18 On the other hand, Mr Tyson submitted that the matter was governed by the provisions of ss 122 and 126 of the Evidence Act 1995 and not the common law. I accept this submission.
19 In Mann v Carnell the High Court determined that the common law in relation to privilege had not been adapted by derivation to the terms of s 118 and 122 of the Evidence Act and those sections were confined to the adducing of evidence in the course of a hearing in a Court. However, by virtue of the incorporation into the Uniform Civil Procedure Rules of the definition of “privileged document” and “privileged information” in schedule 9 of those rules, I am of the opinion that ss 118 and 122 of the Evidence Act are no longer confined to the adducing of evidence in the course of a hearing in a Court.
20 The matter therefore has to be determined under the provisions of the Evidence Act. In that respect, Mr Tyson submitted that the Court ought only order production of P19 and P20 for inspection by the second defendant if it could be said under s 126 of the Evidence Act that is was reasonably necessary for that to occur so that there could be, objectively, a proper understanding of the opinion of Mr Meagher SC as envisaged by s 126 of the Act. I accept this submission because a party would obviously be at a forensix disadvantage if it was unable to understand a document (in respect of which privilege had been waived) without access to the associated material. In my opinion, this follows from the cases relied on by Mr Tyson.
21 Having read Mr Meagher SC’s opinion and documents P19 and P20, I have concluded that Mr Meagher’s opinion can be understood on its own without the necessity of having to inspect documents P19 and P20. There is, therefore, no forensic disadvantage that could be suffered by the second defendant in this respect. Accordingly, the Court refuses the second defendant’s application in relation to P19 and P20.

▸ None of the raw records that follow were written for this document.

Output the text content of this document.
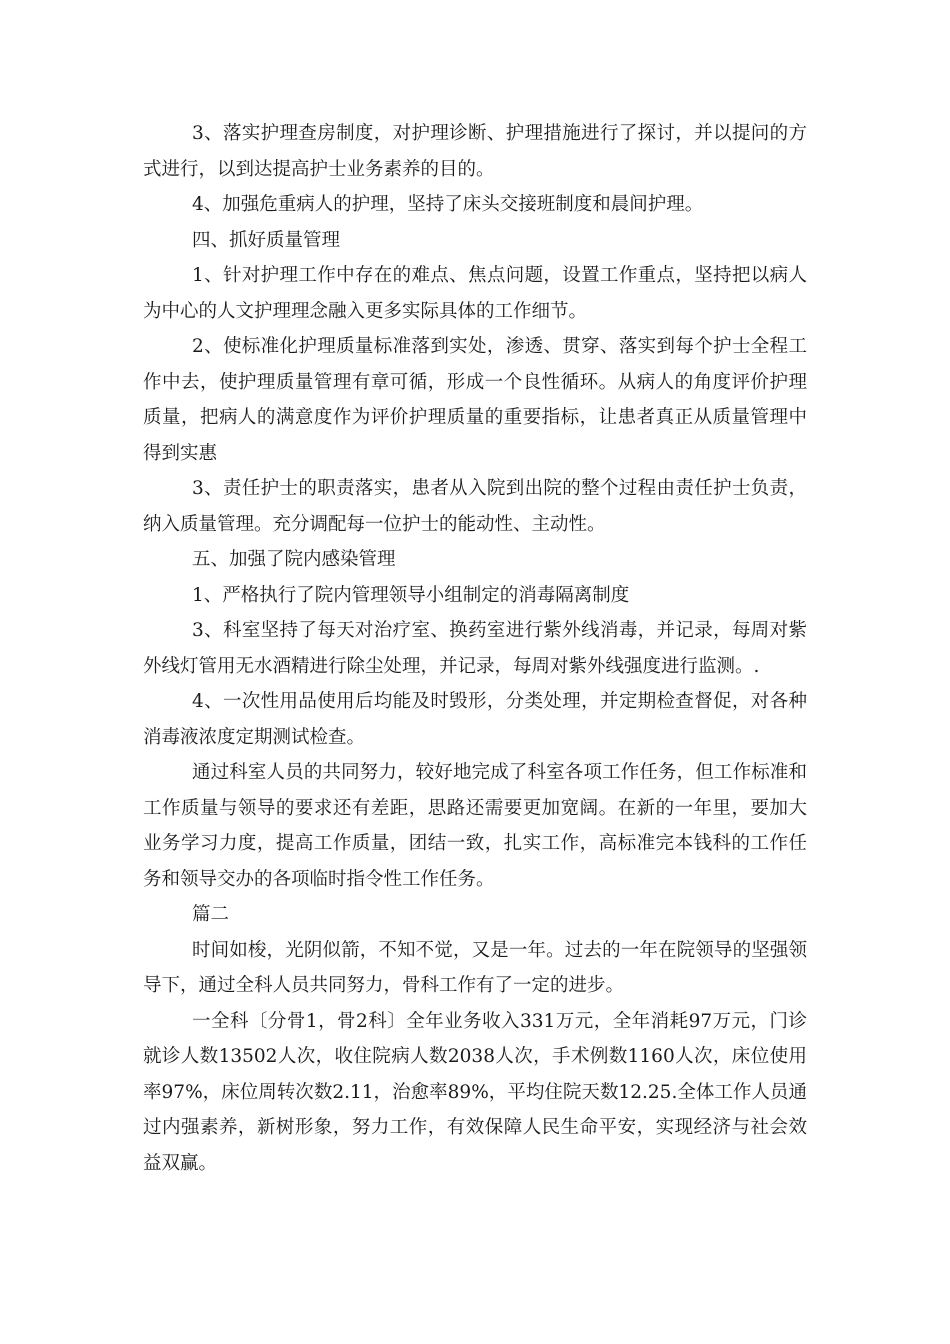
3、落实护理查房制度，对护理诊断、护理措施进行了探讨，并以提问的方式进行，以到达提高护士业务素养的目的。

4、加强危重病人的护理，坚持了床头交接班制度和晨间护理。

四、抓好质量管理

1、针对护理工作中存在的难点、焦点问题，设置工作重点，坚持把以病人为中心的人文护理理念融入更多实际具体的工作细节。

2、使标准化护理质量标准落到实处，渗透、贯穿、落实到每个护士全程工作中去，使护理质量管理有章可循，形成一个良性循环。从病人的角度评价护理质量，把病人的满意度作为评价护理质量的重要指标，让患者真正从质量管理中得到实惠

3、责任护士的职责落实，患者从入院到出院的整个过程由责任护士负责，纳入质量管理。充分调配每一位护士的能动性、主动性。

五、加强了院内感染管理

1、严格执行了院内管理领导小组制定的消毒隔离制度

3、科室坚持了每天对治疗室、换药室进行紫外线消毒，并记录，每周对紫外线灯管用无水酒精进行除尘处理，并记录，每周对紫外线强度进行监测。.

4、一次性用品使用后均能及时毁形，分类处理，并定期检查督促，对各种消毒液浓度定期测试检查。

通过科室人员的共同努力，较好地完成了科室各项工作任务，但工作标准和工作质量与领导的要求还有差距，思路还需要更加宽阔。在新的一年里，要加大业务学习力度，提高工作质量，团结一致，扎实工作，高标准完本钱科的工作任务和领导交办的各项临时指令性工作任务。

篇二

时间如梭，光阴似箭，不知不觉，又是一年。过去的一年在院领导的坚强领导下，通过全科人员共同努力，骨科工作有了一定的进步。

一全科〔分骨1，骨2科〕全年业务收入331万元，全年消耗97万元，门诊就诊人数13502人次，收住院病人数2038人次，手术例数1160人次，床位使用率97%，床位周转次数2.11，治愈率89%，平均住院天数12.25.全体工作人员通过内强素养，新树形象，努力工作，有效保障人民生命平安，实现经济与社会效益双赢。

22 Counsel for the second defendant informed the Court that leave to inspect documents P2-P18 was sought on the basis of the history of the discovery in this case. He said his client had no confidence that the documents were privileged. Because the Court needed to inspect P19 and P20, counsel for the second defendant requested that the Court also peruse P2-P18. Counsel for the plaintiffs agreed that the Court should do this. Having done so, I have concluded that all these documents are privileged with the exception of that part of P4 dated “26/9/01” referring to a telephone conversation between the plaintiffs’ solicitor and Mr Beames. This portion of P4 should be made available to the second defendant for inspection, but not the remaining portion under the date “27/9/01” and the Court so orders.
23 The parties have informed the Court that the matters raised in paragraphs 2-4 of the second defendant’s Notice of Motion have been resolved. That then leaves costs and I will now hear the parties on that question.
24 I direct that MFI 1 be returned to the plaintiffs’ solicitor.